William Hardy McNeill argues in Keeping Together in Time that dance and close-ordered drill have played an integral role in human socialization throughout world history. He argues that dance/drill (or, "keeping together in time" with rhythmic movements) satisfies a subconscious, irrational, emotional need among humans and promotes subgroup affiliation, "fellow feeling," and communal bonding. McNeill's slim volume was based on a series of lectures he delivered in Europe. While his lectures focused primarily on the relationship between close-order drill and military effectiveness in world history, this volume tries to broaden the thematic analysis to early hunter-gatherer societies, ecstatic religious practice, politics, and war. McNeill does not try to provide definite answers to his hypothesized relationship between rhythmic movement and human bonding, but uses this book as a thought-piece to explore some potentialities for dance playing a prominent role in the rise of civilized humanity. I would suspect that many of his propositions have also become outdated as the evolutionary sciences upon which he bases some of his claims have surely progressed since the 1990s.

Nevertheless, I find the implications of his research intriguing for twentieth-century military history. McNeill proposes that close-order drill plays a prominent role in establishing communal bonding and a sense of comradeship among those who participate in rote exercises during basic training. McNeill remembers experiencing similar feelings of "muscular bonding" [a term McNeill uses as short-hand to describe the increased sense of fellow feeling and subsumption of individual identity into the collective that occurs during sustained rhythmic movements] during his time in the service during the 1940s. In some time periods, McNeill speculates that the social bonds established through routine drill helped solidify bonds of comradeship before men were tested in battle—thus, primary-group cohesion (a.k.a "Band of Brothers") could occur before men ever experienced combat.

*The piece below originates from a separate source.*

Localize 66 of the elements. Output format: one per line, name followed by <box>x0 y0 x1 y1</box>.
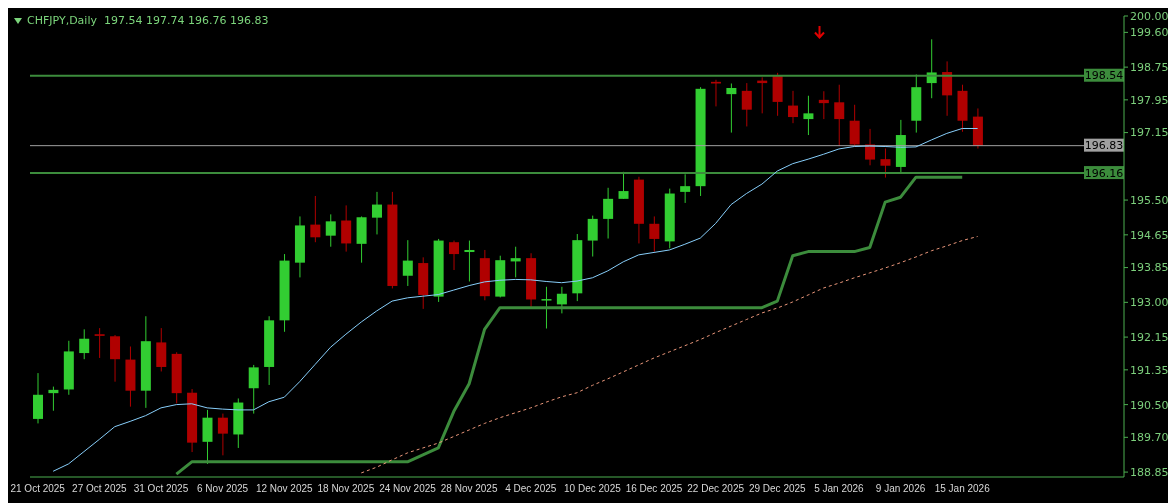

This leads to a few interesting questions about the U.S. Army in Vietnam. What happens, then, when recruits are separated from their basic training classes and sent overseas as individuals to replace casualties in active units? While these men would have experienced the "boundary loss" of individual identity during close-order drill and have likely cemented relationships with comrades through rote exercise and rhythmic movement, they surely lost these social benefits of basic training when they were spliced out from basic platoons and sent overseas. As McNeill indicates, it is difficult to quantify or precisely define how dance and drill played a particular role in socialization (especially when abstracted as a general theme in world history) when separated from the plethora of other factors at play. Nevertheless, it would seem that the "muscular bonding" that occurs during basic training certainly played some role in the relative psychological and social well-being of soldiers shipped overseas with their training cohort and those sent abroad as individual replacements.

On the whole, I probably wouldn't recommend this book to most readers, aside from some niche specialties among military historians and world historians . . . and, of course, fans of William H. McNeill.